One rule of law is, that technical terms are to be given their legal significance, unless it appear from the will itself that they were used in some other permissible sense. Goode v. Hearne, 180 N. C., 475, 105 S. E., 5; May v. Lewis, 132 N. C., 115, 43 S. E., 550. Another is, that a restraint on alienation, though for a limited time, annexed to a devise in fee, is void. Williams v. McPherson, 216 N. C., 565, 5 S. E. (2d), 830; Douglass v. Stevens, 214 N. C., 688, 200 S. E., 366; Wool v. Fleetwood, 136 N. C., 460, 48 S. E., 758. Still another, that where real estate is devised in fee simple, a subsequent clause in the will disposing of the remainder or what is left of the property after the death of the devisee is not to defeat the devise, nor limit it to a life estate. Heefner v. Thornton, 216 N. C., 702, 6 S. E. (2d), 506; Barco v. Owens, 212 N. C., 30, 192 S. E., 862. And still another, that the law favors the fee construction. Lineberger v. Phillips, 198 N. C., 661, 153 S. E., 118.

For example, in Bank v. Dortch, 186 N. C., 510, 120 S. E., 60, a devise to James Maynard of one-third of testator’s Reedy Creek land, “his lifetime only, and then to his bodily heirs,” was held to be a fee under the rule in Shelley’s case, notwithstanding the express limitation, “his lifetime only.” The subsequent use of technical terms was held to overcome the prior limitation. And in Douglass v. Stevens, supra, a restraint on alienation, though clearly intended by the testator, was disregarded as repugnant to the original devise. And further, in Barbee v. Thompson, 194 N. C., 411, 139 S. E., 838, an indefinite devise was held to be a devise in fee.

So, here, if we give to the words “in fee simple” their legal significance, the devise is to Chas. L. Barnes in fee simple with an attempted restraint on the use, which attempted restraint is to be disregarded as void. Barco v. Owens, supra.

No case has been found to support a different interpretation. Indeed, it is provided by C. S., 4162, that when real estate is devised to any person, the same shall be held and construed a devise in fee simple, unless such devise shall, in plain and express language show, or it shall *258be plainly intended by the will, or some part thereof, that the testator intended to convey an estate of less dignity. Jolley v. Humphries, 204 N. C., 672, 167 S. E., 417.

When a testator uses the words “in fee simple” he is supposed to know what they mean. At least, we cannot assume that he was ignorant of their meaning. He used them to express his intent. Leathers v. Gray, 101 N. C., 162, 7 S. E., 657. It is not to be overlooked that in the quest for the intent of the testator, it is “not the intention that may have existed in his mind, if at variance with the obvious meaning of the words used, but that which is expressed by the language he has employed.” McIver v.

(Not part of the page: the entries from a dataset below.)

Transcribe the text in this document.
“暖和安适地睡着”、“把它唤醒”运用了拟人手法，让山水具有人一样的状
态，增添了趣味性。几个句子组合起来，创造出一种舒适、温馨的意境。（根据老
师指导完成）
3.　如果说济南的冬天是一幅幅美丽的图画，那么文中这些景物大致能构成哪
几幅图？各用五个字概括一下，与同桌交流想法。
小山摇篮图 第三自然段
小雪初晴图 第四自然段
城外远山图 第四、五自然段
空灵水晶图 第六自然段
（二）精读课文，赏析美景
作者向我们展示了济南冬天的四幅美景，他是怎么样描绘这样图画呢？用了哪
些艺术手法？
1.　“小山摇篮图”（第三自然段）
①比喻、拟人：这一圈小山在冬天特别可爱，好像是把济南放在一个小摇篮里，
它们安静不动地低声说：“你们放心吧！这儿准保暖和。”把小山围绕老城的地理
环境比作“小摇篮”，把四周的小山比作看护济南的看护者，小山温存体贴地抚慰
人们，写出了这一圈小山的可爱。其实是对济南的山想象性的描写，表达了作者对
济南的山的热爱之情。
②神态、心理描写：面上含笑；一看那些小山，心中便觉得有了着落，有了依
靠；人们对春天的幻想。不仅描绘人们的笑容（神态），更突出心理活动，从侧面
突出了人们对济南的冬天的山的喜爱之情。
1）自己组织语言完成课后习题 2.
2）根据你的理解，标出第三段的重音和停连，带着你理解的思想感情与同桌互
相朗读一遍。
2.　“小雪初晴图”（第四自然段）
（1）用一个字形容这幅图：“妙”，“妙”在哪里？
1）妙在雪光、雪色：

McKinney, 184 N. C., 393, 114 S. E., 399. See, also, Hodges v. Stewart, post, 290.

It appears, however, that Rettie J. Barnes predeceased her husband. Hence, the reciprocal devise to her lapsed, C. S., 4166, not being applicable, Farnell v. Dongan, 207 N. C., 611, 178 S. E., 77; Beach v. Gladstone, ibid., 876, 178 S. E., 546, and Lillian L. Coats takes the property under Item 4 of her father’s will. Perhaps it should be noted that this view of the case was not considered in the court below and the parties have not been heard in respect thereof.

BaeNhill and WiNBOENE, JJ\, join in this opinion.